"Санктъ-Петербургъ-опера" показала премьеру — "Паяцев". За тем, как основатель и худрук театра Юрий Александров использовал оперу Руджеро Леонкавалло в личных целях, наблюдал ДМИТРИЙ РЕНАНСКИЙ.
Выпущенные вдогонку посвященным 60-летию Юрия Александрова торжествам "Паяцы" смотрятся исповедью, в которой юбиляр сводит счеты с теми, кто находится по ту и по эту сторону рампы. Господин Александров и раньше замешивал сюжеты своих спектаклей на желчной жанровой саморефлексии, но в "Паяцах" сценический разговор о профессионально насущном получился у него особенно личным и откровенным. Сценография Вячеслава Окунева, конечно, обобщает рассказываемую режиссером историю — декорация второго акта пародирует тот привычно сочный китч, в который всегда упаковывали развязку "Паяцев", а первое действие постановки разыгрывается в безликом закулисье, похожем на все театральные задворки разом. Но когда вскоре после поднятия занавеса на сцене замечаешь реальную афишу александровских "Паяцев", мозолившую глаз на петербургских улицах, становится очевидным, что события спектакля разворачиваются не где-нибудь, а прямиком в "Санктъ-Петербургъ-опере".
Предписанных либретто бродячих комедиантов и разомлевших под сицилийским солнцем крестьян, конечно, нет и в помине. В первом акте история неуставных отношений в театральной труппе разворачивается на фоне предпремьерной суеты, отягощенной адюльтером изменяющей стареющему мужу-режиссеру с моложавым героем-любовником примадонны.

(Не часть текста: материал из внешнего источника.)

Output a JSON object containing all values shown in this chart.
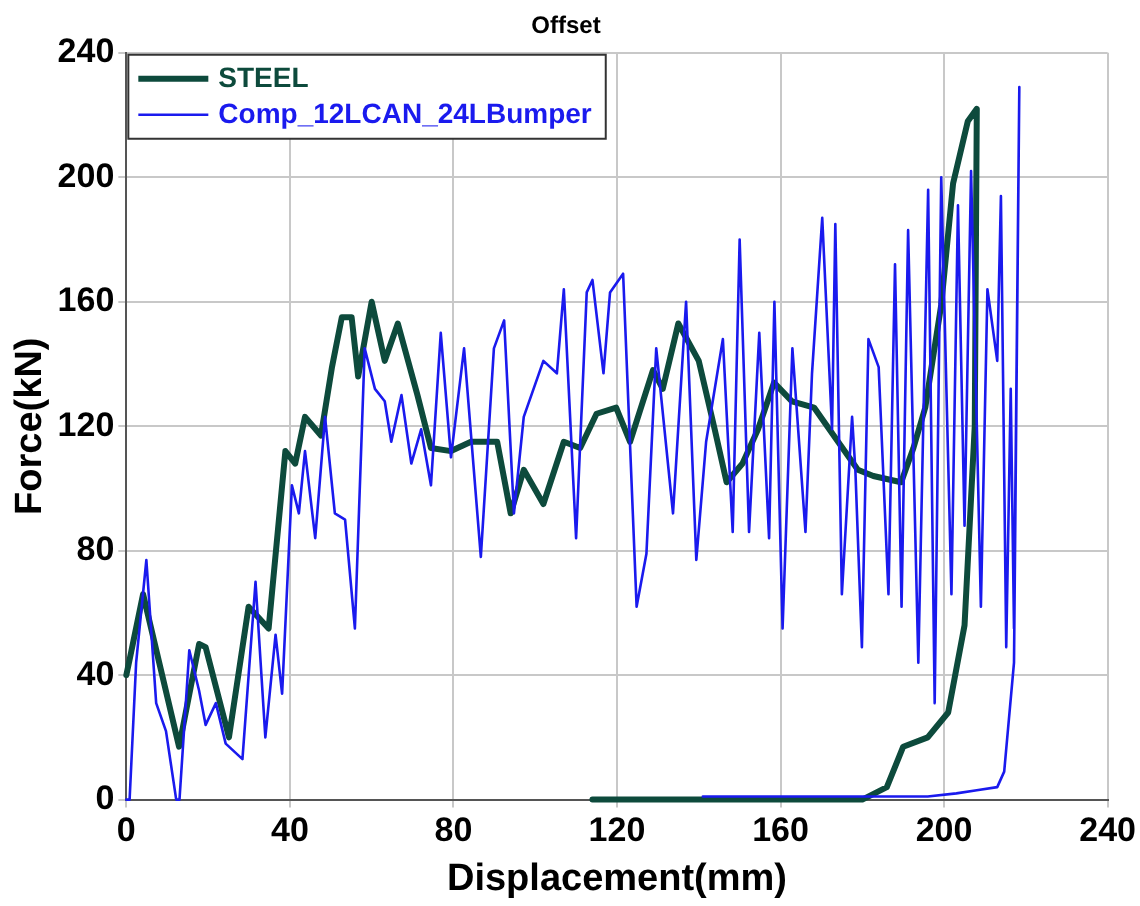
{
  "chart_data": {
    "type": "line",
    "title": "Offset",
    "xlabel": "Displacement(mm)",
    "ylabel": "Force(kN)",
    "xlim": [
      0,
      240
    ],
    "xticks": [
      0,
      40,
      80,
      120,
      160,
      200,
      240
    ],
    "ylim": [
      0,
      240
    ],
    "yticks": [
      0,
      40,
      80,
      120,
      160,
      200,
      240
    ],
    "grid": true,
    "legend": "top left",
    "marker": "none",
    "line_style": "solid",
    "series": [
      {
        "name": "STEEL",
        "color": "#0d4a3c",
        "x": [
          0,
          0.8,
          4.1,
          12.9,
          17.8,
          19.4,
          25.1,
          29.9,
          34.8,
          38.9,
          41.3,
          43.7,
          47.6,
          50.3,
          52.7,
          55.1,
          56.7,
          60,
          63.2,
          66.4,
          71.2,
          74.5,
          79.4,
          84.3,
          90.7,
          94,
          97.2,
          102,
          107,
          111,
          115,
          119.8,
          123.2,
          128.8,
          131.2,
          135,
          140,
          143.9,
          146.8,
          150.7,
          154.5,
          158.4,
          162.8,
          168.2,
          173,
          178.9,
          182.7,
          189.5,
          192.5,
          195.4,
          199.3,
          202.2,
          205.8,
          208,
          207.5,
          205,
          201,
          196,
          190,
          186,
          180,
          114
        ],
        "values": [
          40,
          45,
          66,
          17,
          50,
          49,
          20,
          62,
          55,
          112,
          108,
          123,
          117,
          139,
          155,
          155,
          136,
          160,
          141,
          153,
          130,
          113,
          112,
          115,
          115,
          92,
          106,
          95,
          115,
          113,
          124,
          126,
          115,
          138,
          132,
          153,
          141,
          119,
          102,
          108,
          119,
          134,
          128,
          126,
          117,
          106,
          104,
          102,
          113,
          126,
          159,
          198,
          218,
          222,
          120,
          56,
          28,
          20,
          17,
          4,
          0,
          0
        ]
      },
      {
        "name": "Comp_12LCAN_24LBumper",
        "color": "#1a1aee",
        "x": [
          0,
          0.8,
          2.4,
          4.9,
          7.3,
          9.7,
          12.2,
          13,
          15.4,
          17.8,
          19.4,
          21.9,
          24.3,
          28.4,
          31.6,
          34,
          36.5,
          38.1,
          40.5,
          42.2,
          43.7,
          46.2,
          48.6,
          51,
          53.5,
          55.9,
          58.3,
          60.8,
          63.2,
          64.8,
          67.3,
          69.7,
          72.1,
          74.5,
          76.9,
          79.4,
          82.6,
          86.7,
          89.9,
          92.4,
          94.8,
          97.2,
          102,
          105.3,
          107,
          110,
          112.6,
          114,
          116.7,
          118.3,
          121.5,
          124.8,
          127.2,
          129.6,
          133.7,
          136.9,
          139.4,
          141.8,
          145.9,
          148.3,
          150,
          152.3,
          154.8,
          157.2,
          158.5,
          160.5,
          162.9,
          166.1,
          167.7,
          170.2,
          172.6,
          173.4,
          175,
          177.5,
          178.3,
          179.9,
          181.5,
          184,
          186.4,
          188,
          189.6,
          191.2,
          193.7,
          196.1,
          197.7,
          199.3,
          201.8,
          203.4,
          205,
          206.6,
          209,
          210.6,
          213,
          213.9,
          215.2,
          216.3,
          217.1,
          218.4,
          217.1,
          214.7,
          213,
          208,
          203,
          196,
          185,
          141
        ],
        "values": [
          0,
          0,
          44,
          77,
          31,
          22,
          0,
          0,
          48,
          35,
          24,
          31,
          18,
          13,
          70,
          20,
          53,
          34,
          101,
          92,
          112,
          84,
          123,
          92,
          90,
          55,
          145,
          132,
          128,
          115,
          130,
          108,
          119,
          101,
          150,
          110,
          145,
          78,
          145,
          154,
          92,
          123,
          141,
          137,
          164,
          84,
          163,
          167,
          137,
          163,
          169,
          62,
          79,
          145,
          92,
          160,
          77,
          115,
          148,
          86,
          180,
          86,
          150,
          84,
          160,
          55,
          145,
          86,
          137,
          187,
          119,
          185,
          66,
          123,
          106,
          49,
          148,
          139,
          66,
          172,
          62,
          183,
          44,
          196,
          31,
          200,
          66,
          191,
          88,
          202,
          62,
          164,
          141,
          194,
          49,
          132,
          55,
          229,
          44,
          9,
          4,
          3,
          2,
          1,
          1,
          1
        ]
      }
    ]
  }
}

Пришедшие на брифинг по случаю выпуска новой постановки оперы Леонкавалло критики жадно налетают на фуршет: господин Александров обрушивается на акул пера всей силой фирменного сарказма. Когда после антракта действие выплескивается в зрительный зал, постановщик направляет филиппики в сторону публики — картинно занимающих места в партере расфуфыренных нуворишей, норовящих после самых катарсических кульминаций погромче заорать неуместное "браво".
Анекдотичные околичности эффектно оттеняют главные смыслы спектакля: театр для режиссера — территория тотального притворства. Сначала репликами пролога "Паяцев", убеждающими публику в неподдельности оперных слез и страданий, у господина Александрова издевательски жонглирует трио вернувшихся с репетиции и занятых снятием грима актеров, лучше других знающих, что в театре нет ничего истинного. Потом выяснение отношений между примадонной и ее мафиозного вида любовником наивная радиожурналистка принимает за репетицию любовного дуэта. Едва ли не впервые в сценической истории оперы Леонкавалло Недда выведена не падшей овцой, а воплощением прожженной театральной вульгарности: в финале Канио убивает ее не столько из ревности, сколько в порыве мести — за профанацию высоких идеалов, за то, что превратила храм искусства в гнездо разврата.
Стоящий на авансцене Канио вытягивает руки в неумолимой попытке противостоять грозящим раздавить его створкам медленно сдвигающегося занавеса — ключевой монолог главного героя, арию "Смейся, паяц" господин Александров увенчал мизансценой столь же красноречивой, сколь и автобиографичной. Это ведь хозяин "Санктъ-Петербургъ-оперы" всю творческую жизнь шел против театрально-игровой природы своего таланта и, вместо того чтобы отдаться власти безудержного карнавала, вязал причинно-следственные кружева жизненных соответствий. Правда театра всегда конфликтовала у господина Александрова с правдой жизни, но только в "Паяцах" режиссеру удалось сделать этот конфликт смыслообразующим. Уже после трагического финала участники представления успевают под последние аккорды оркестра выбежать на поклоны, пытаясь перевести все происходившее на сцене в шутку — но новенькие "санктъ-петербургские" "Паяцы" слишком серьезное режиссерское высказывание, чтобы в него не поверить.